3. Periods referred to in the first section amount to: 
term of the Agreement: in reference to personal data processed for the purpose of concluding and executing the Agreement;
3 years or 10 years + 1 year: in reference to personal data processed to determine, seek or defend against claims (the length of the period depends on whether both parties are entrepreneurs or not);
6 months: in reference to personal data which were collected during estimation of a service and, at the same time, the agreement was not concluded immediately;
5 years: in reference to personal data related to the fulfilment of tax law obligations;
until the consent is withdrawn or the purpose of processing was accomplished, however not longer than 5 years: in reference to personal data processed on the basis of a consent;
until the moment of efficient filing of an objection or accomplishment of the purpose of processing, however not longer than 5 years: in reference to personal data processed on the basis of a legitimate interest of the Data Controller or for marketing purposes;
until the data become outdated or become useless, however not longer than for 3 years: in reference to personal data processed primarily for analytical purposes, use of cookies and website administration.
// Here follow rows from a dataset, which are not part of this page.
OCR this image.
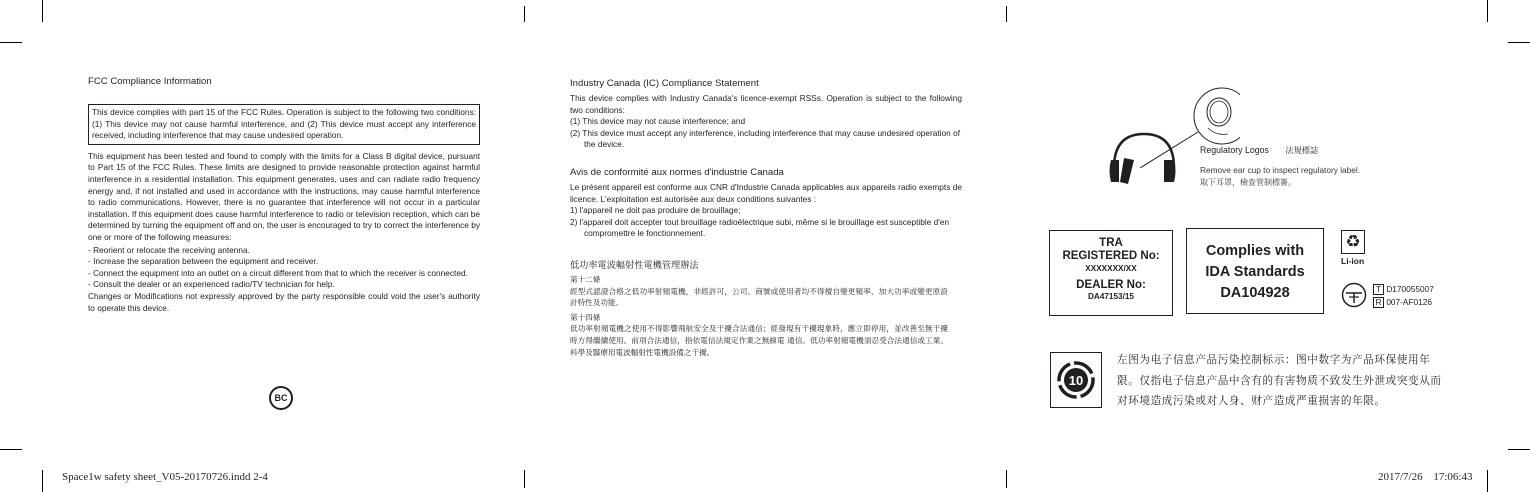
FCC Compliance Information

This device complies with part 15 of the FCC Rules. Operation is subject to the following two conditions: (1) This device may not cause harmful interference, and (2) This device must accept any interference received, including interference that may cause undesired operation.

This equipment has been tested and found to comply with the limits for a Class B digital device, pursuant to Part 15 of the FCC Rules. These limits are designed to provide reasonable protection against harmful interference in a residential installation. This equipment generates, uses and can radiate radio frequency energy and, if not installed and used in accordance with the instructions, may cause harmful interference to radio communications. However, there is no guarantee that interference will not occur in a particular installation. If this equipment does cause harmful interference to radio or television reception, which can be determined by turning the equipment off and on, the user is encouraged to try to correct the interference by one or more of the following measures:

- Reorient or relocate the receiving antenna.
- Increase the separation between the equipment and receiver.
- Connect the equipment into an outlet on a circuit different from that to which the receiver is connected.
- Consult the dealer or an experienced radio/TV technician for help.

Changes or Modifications not expressly approved by the party responsible could void the user's authority to operate this device.

BC
Industry Canada (IC) Compliance Statement

This device complies with Industry Canada's licence-exempt RSSs. Operation is subject to the following two conditions:

(1) This device may not cause interference; and
(2) This device must accept any interference, including interference that may cause undesired operation of the device.
Avis de conformité aux normes d'industrie Canada

Le présent appareil est conforme aux CNR d'Industrie Canada applicables aux appareils radio exempts de licence. L'exploitation est autorisée aux deux conditions suivantes :

1) l'appareil ne doit pas produire de brouillage;
2) l'appareil doit accepter tout brouillage radioélectrique subi, même si le brouillage est susceptible d'en compromettre le fonctionnement.
低功率電波輻射性電機管理辦法

第十二條

經型式認證合格之低功率射頻電機，非經許可，公司、商號或使用者均不得擅自變更頻率、加大功率或變更原設計特性及功能。

第十四條

低功率射頻電機之使用不得影響飛航安全及干擾合法通信；經發現有干擾現象時，應立即停用，並改善至無干擾時方得繼續使用。前項合法通信，指依電信法規定作業之無線電 通信。低功率射頻電機須忍受合法通信或工業、科學及醫療用電波輻射性電機設備之干擾。

Regulatory Logos 法規標誌
Remove ear cup to inspect regulatory label.
取下耳罩，檢查管制標簽。
TRA
REGISTERED No:
XXXXXXX/XX
DEALER No:
DA47153/15
Complies with
IDA Standards
DA104928
♻
Li-ion
T D170055007
R 007-AF0126
10
左图为电子信息产品污染控制标示：图中数字为产品环保使用年限。仅指电子信息产品中含有的有害物质不致发生外泄或突变从而对环境造成污染或对人身、财产造成严重损害的年限。
Space1w safety sheet_V05-20170726.indd 2-4	2017/7/26 17:06:43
4. Annual periods are calculated from the end of the year when processing of personal data commenced to streamline the process of removal or destruction of personal data. Separate calculation of the deadline for every concluded agreement would be related to significant organisational and technical difficulties, as well as significant financial expenses, thus establishing one date for removal or destruction of personal data allows for more efficient management of this process. The Data Controller, upon a justified request of a Data Subject, shall refrain from the periods stipulated above.
5. The additional year related to the processing of personal data collected for the purpose of agreement performance results from the possibility of filing potential claims.
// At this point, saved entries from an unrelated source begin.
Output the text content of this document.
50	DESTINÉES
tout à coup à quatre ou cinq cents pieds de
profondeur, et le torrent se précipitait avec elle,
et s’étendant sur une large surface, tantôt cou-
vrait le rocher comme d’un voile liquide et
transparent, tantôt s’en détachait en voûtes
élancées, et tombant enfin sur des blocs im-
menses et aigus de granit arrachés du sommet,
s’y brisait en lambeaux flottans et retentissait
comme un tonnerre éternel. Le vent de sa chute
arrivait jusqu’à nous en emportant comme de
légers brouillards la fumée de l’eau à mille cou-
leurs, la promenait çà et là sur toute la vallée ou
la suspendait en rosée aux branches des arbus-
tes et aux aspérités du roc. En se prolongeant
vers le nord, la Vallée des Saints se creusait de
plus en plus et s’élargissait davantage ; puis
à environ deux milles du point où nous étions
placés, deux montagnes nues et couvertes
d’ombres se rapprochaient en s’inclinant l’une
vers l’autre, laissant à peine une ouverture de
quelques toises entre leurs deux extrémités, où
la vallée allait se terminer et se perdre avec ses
XI. Rights of Data Subjects
1. The Data Subject has a right to:
access his/ her/ its’ personal data;
rectify the personal data;
delete personal data;
restrict the processing of personal data;
object against the processing of personal data;
transfer personal data.
2. The above-listed rights are not absolute; thus, in certain cases the Data Controller may refuse to comply with them in line with the law. 
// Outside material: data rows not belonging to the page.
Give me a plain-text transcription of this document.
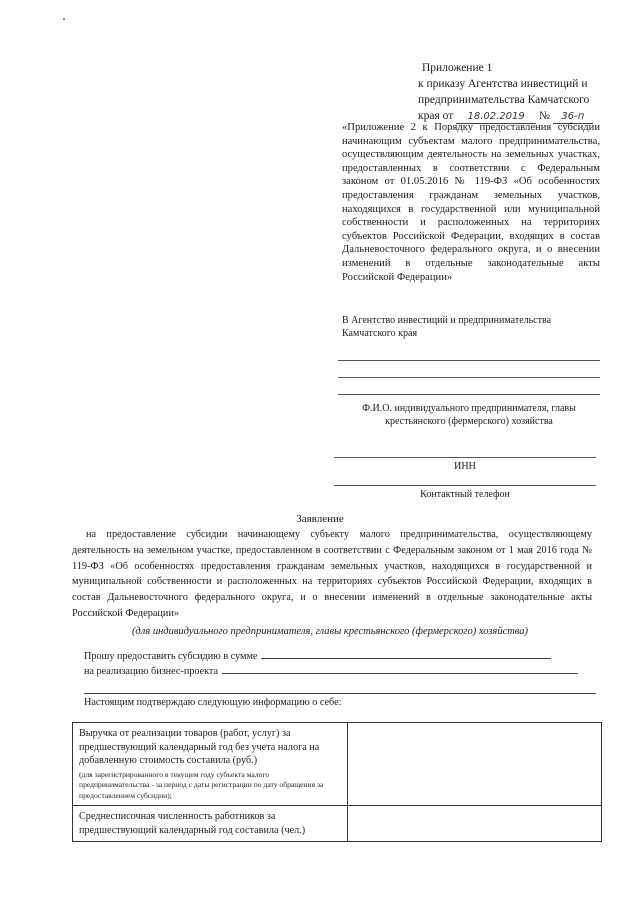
Приложение 1
к приказу Агентства инвестиций и
предпринимательства Камчатского
края от 18.02.2019 № 36-п
«Приложение 2 к Порядку предоставления субсидии начинающим субъектам малого предпринимательства, осуществляющим деятельность на земельных участках, предоставленных в соответствии с Федеральным законом от 01.05.2016 № 119-ФЗ «Об особенностях предоставления гражданам земельных участков, находящихся в государственной или муниципальной собственности и расположенных на территориях субъектов Российской Федерации, входящих в состав Дальневосточного федерального округа, и о внесении изменений в отдельные законодательные акты Российской Федерации»
В Агентство инвестиций и предпринимательства Камчатского края
Ф.И.О. индивидуального предпринимателя, главы крестьянского (фермерского) хозяйства
ИНН
Контактный телефон
Заявление
на предоставление субсидии начинающему субъекту малого предпринимательства, осуществляющему деятельность на земельном участке, предоставленном в соответствии с Федеральным законом от 1 мая 2016 года № 119-ФЗ «Об особенностях предоставления гражданам земельных участков, находящихся в государственной и муниципальной собственности и расположенных на территориях субъектов Российской Федерации, входящих в состав Дальневосточного федерального округа, и о внесении изменений в отдельные законодательные акты Российской Федерации»
(для индивидуального предпринимателя, главы крестьянского (фермерского) хозяйства)
Прошу предоставить субсидию в сумме
на реализацию бизнес-проекта

Настоящим подтверждаю следующую информацию о себе:
Выручка от реализации товаров (работ, услуг) за предшествующий календарный год без учета налога на добавленную стоимость составила (руб.)
(для зарегистрированного в текущем году субъекта малого предпринимательства - за период с даты регистрации по дату обращения за предоставлением субсидии);	

Среднесписочная численность работников за предшествующий календарный год составила (чел.)	
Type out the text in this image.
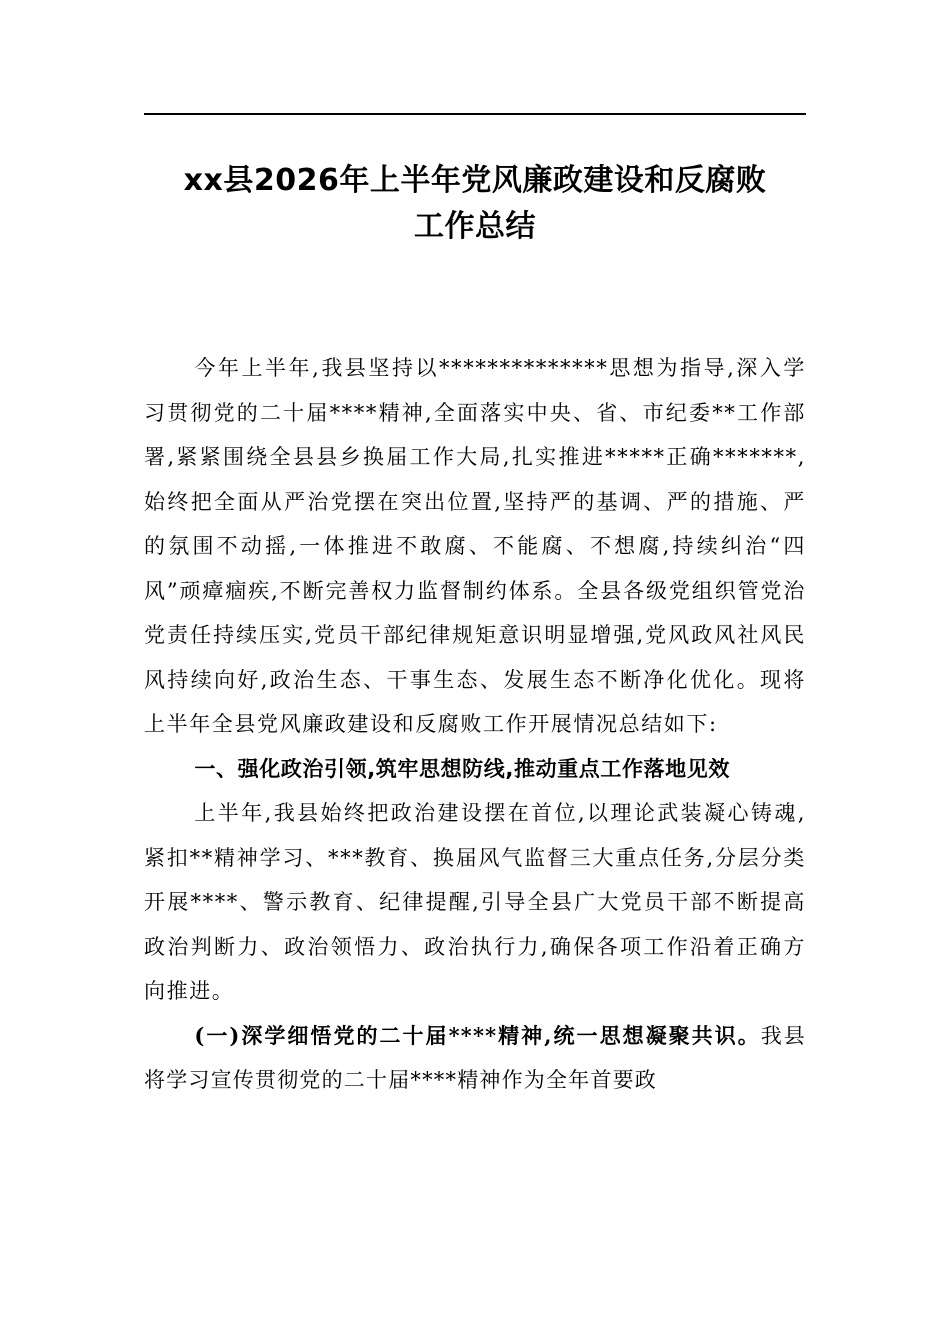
xx县2026年上半年党风廉政建设和反腐败
工作总结

今年上半年,我县坚持以**************思想为指导,深入学习贯彻党的二十届****精神,全面落实中央、省、市纪委**工作部署,紧紧围绕全县县乡换届工作大局,扎实推进*****正确*******,始终把全面从严治党摆在突出位置,坚持严的基调、严的措施、严的氛围不动摇,一体推进不敢腐、不能腐、不想腐,持续纠治“四风”顽瘴痼疾,不断完善权力监督制约体系。全县各级党组织管党治党责任持续压实,党员干部纪律规矩意识明显增强,党风政风社风民风持续向好,政治生态、干事生态、发展生态不断净化优化。现将上半年全县党风廉政建设和反腐败工作开展情况总结如下:

一、强化政治引领,筑牢思想防线,推动重点工作落地见效

上半年,我县始终把政治建设摆在首位,以理论武装凝心铸魂,紧扣**精神学习、***教育、换届风气监督三大重点任务,分层分类开展****、警示教育、纪律提醒,引导全县广大党员干部不断提高政治判断力、政治领悟力、政治执行力,确保各项工作沿着正确方向推进。

(一)深学细悟党的二十届****精神,统一思想凝聚共识。我县将学习宣传贯彻党的二十届****精神作为全年首要政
4. The Data Controller may refuse the right to object against personal data processing on the basis of a legitimate interest of the Data Controller, which means that:
there are legitimate bases for processing, which are overriding in comparison to the interests, rights and freedoms of Data Subjects, or;
there are bases for determining, seeking or defending against claims.
5. A Data Subject may file an objection against processing of his/ her data for marketing purposes at any moment. 

XII. Right to File Complaint
A Data Subject may file a complaint to the President of the Personal Data Protection Office if the Data Subject believes that his/ her data are processed in breach of binding legal provisions.

XIII. Final Provisions
1. Issues not regulated by this Privacy Policy shall be governed by the provisions on personal data protection.
2. The Data Controller shall provide information about any changes pertaining to this Privacy Policy via e-mail, as well as via relevant publication on the website that it manages.
3. This Privacy Policy enters into force on 25 May 2018.